Beratungsstellen für Opfer häuslicher Gewalt fehlt es an Geld. Die Einrichtung „Neue Wege“ hat deshalb einen Aufnahmestopp für neue Fälle verhängt.

Betroffene von häuslicher Gewalt müssen in Bremen oft lange warten, bis sie Rat und Hilfe bekommen Foto: Fabian Sommer/dpa

BREMEN taz | Schön greifbar sind sie, die Forderungen des Feministischen Streiks Bremen für den Frauenkampftag in diesem Jahr: Schutz vor Gewalt ist das übergeordnete Thema – und was das Land konkret für die Betroffenen tun müsste, das hat das Bündnis im Detail aufgezeigt.

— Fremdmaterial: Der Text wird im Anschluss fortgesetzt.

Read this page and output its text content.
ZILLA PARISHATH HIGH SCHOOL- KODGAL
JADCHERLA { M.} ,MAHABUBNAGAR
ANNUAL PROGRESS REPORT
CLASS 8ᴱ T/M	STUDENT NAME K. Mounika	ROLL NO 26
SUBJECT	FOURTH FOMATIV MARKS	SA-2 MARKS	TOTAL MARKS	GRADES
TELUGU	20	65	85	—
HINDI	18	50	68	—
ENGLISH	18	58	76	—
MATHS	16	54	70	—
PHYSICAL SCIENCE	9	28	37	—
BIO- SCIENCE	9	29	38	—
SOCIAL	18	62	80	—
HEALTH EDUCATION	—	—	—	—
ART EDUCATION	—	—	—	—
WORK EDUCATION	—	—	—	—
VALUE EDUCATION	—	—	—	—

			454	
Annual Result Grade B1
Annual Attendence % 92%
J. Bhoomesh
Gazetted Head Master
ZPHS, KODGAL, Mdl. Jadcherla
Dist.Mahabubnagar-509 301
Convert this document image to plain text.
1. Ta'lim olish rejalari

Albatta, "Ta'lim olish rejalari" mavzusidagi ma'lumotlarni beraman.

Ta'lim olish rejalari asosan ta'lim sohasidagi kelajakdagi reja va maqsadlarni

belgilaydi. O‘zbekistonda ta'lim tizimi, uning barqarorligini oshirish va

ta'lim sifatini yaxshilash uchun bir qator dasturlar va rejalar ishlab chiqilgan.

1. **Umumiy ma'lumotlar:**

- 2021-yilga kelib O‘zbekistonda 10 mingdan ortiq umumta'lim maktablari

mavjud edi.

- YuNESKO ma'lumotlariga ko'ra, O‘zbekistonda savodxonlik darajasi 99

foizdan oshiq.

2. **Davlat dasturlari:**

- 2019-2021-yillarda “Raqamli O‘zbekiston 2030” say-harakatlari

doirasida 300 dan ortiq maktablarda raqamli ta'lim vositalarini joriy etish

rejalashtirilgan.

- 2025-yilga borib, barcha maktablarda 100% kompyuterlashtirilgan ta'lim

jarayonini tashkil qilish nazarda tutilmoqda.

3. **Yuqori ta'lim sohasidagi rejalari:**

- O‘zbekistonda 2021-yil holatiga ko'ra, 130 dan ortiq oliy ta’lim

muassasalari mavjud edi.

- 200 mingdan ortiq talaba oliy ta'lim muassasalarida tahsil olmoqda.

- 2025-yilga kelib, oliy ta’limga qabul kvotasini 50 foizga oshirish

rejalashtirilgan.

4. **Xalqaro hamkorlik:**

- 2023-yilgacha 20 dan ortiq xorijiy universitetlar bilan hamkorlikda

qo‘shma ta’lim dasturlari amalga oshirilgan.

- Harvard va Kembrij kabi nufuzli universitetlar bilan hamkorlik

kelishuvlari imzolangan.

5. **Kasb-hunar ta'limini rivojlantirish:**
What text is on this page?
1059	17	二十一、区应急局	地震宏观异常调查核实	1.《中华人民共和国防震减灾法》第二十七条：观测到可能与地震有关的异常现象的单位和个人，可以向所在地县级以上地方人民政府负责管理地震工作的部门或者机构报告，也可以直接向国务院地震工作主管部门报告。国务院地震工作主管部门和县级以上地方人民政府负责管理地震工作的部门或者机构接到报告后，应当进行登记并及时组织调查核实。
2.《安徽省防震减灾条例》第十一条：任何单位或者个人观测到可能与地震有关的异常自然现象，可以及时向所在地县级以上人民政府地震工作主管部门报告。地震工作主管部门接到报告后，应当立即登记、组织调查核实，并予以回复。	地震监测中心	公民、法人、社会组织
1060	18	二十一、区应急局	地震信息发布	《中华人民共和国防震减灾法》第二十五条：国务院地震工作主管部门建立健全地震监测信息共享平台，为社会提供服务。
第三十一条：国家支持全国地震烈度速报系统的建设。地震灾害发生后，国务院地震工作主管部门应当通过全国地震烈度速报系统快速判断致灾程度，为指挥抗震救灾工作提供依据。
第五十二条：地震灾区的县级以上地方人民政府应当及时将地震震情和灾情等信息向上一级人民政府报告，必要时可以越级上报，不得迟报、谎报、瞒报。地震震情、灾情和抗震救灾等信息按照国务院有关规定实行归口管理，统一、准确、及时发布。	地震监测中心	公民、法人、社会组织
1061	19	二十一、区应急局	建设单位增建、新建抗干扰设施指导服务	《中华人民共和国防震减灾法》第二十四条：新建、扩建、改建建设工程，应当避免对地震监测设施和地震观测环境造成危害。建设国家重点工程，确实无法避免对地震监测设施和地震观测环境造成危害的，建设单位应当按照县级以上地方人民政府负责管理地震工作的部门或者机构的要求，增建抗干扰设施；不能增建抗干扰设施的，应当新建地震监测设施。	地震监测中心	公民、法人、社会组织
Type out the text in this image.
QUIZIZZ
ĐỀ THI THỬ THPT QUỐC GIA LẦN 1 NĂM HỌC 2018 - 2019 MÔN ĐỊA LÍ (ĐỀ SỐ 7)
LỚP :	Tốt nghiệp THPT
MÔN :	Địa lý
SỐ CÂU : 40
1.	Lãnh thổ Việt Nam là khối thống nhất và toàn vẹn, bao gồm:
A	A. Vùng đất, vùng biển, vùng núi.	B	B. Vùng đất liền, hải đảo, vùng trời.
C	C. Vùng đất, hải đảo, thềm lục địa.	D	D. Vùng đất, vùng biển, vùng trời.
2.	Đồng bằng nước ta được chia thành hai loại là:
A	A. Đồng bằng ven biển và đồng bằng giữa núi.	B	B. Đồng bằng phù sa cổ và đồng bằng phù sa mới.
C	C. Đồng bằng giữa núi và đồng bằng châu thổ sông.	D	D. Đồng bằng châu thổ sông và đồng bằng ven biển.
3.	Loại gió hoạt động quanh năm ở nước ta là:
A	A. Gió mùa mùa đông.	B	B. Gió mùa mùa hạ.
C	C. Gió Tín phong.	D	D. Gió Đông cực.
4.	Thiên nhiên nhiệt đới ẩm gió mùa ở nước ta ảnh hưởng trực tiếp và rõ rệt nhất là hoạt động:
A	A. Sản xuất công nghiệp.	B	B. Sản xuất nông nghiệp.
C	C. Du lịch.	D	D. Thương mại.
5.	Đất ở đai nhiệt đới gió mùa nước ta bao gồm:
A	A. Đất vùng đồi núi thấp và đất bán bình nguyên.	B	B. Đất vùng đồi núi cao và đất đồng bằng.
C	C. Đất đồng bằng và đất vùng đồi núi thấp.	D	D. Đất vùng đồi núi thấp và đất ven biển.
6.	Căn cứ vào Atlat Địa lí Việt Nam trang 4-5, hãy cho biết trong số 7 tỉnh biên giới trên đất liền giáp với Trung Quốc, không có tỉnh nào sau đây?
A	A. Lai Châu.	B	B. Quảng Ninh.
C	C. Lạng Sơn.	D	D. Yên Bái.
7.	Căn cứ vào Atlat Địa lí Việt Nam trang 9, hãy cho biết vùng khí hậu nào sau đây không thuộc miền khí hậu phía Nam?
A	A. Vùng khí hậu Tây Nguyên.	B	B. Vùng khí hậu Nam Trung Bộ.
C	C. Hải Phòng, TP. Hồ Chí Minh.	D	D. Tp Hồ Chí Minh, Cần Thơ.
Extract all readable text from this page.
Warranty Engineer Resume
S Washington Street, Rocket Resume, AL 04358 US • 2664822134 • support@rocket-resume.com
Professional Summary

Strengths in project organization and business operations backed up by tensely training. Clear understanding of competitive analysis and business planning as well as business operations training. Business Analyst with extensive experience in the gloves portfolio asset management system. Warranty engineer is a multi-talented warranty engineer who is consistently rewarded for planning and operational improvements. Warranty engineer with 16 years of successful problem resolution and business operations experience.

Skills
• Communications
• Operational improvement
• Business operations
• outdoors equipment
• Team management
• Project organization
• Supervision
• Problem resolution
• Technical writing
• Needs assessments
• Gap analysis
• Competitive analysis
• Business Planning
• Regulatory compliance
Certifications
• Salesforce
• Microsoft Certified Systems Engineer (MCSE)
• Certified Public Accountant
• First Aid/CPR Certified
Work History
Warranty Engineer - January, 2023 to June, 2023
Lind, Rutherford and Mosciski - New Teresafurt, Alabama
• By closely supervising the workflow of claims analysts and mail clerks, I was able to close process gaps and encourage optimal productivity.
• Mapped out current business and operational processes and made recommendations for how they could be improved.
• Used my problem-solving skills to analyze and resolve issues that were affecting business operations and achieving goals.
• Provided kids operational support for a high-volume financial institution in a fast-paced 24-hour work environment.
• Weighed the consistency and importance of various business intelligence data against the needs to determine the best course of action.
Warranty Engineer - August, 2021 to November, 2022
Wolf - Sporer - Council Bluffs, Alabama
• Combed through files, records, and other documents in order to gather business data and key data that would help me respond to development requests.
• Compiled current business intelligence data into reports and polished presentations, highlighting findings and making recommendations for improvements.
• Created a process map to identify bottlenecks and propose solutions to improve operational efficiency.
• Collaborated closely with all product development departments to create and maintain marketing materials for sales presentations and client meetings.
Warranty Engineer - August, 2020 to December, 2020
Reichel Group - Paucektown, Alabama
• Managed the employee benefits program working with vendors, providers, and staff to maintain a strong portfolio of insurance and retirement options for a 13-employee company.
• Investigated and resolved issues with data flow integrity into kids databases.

Betroffene häuslicher Gewalt müssen zwölf Wochen auf Beratung warten

Es geht, natürlich, um Geld. Eine Liste mit Forderungen hatte das Bündnis am Mittwochnachmittag schon mal an die Abgeordneten im Gleichstellungsausschuss übergeben. Zahlreiche Bremer Institutionen, die Gewaltbetroffene betreuen, klagen über mangelnde Finanzierung und lange Wartelisten.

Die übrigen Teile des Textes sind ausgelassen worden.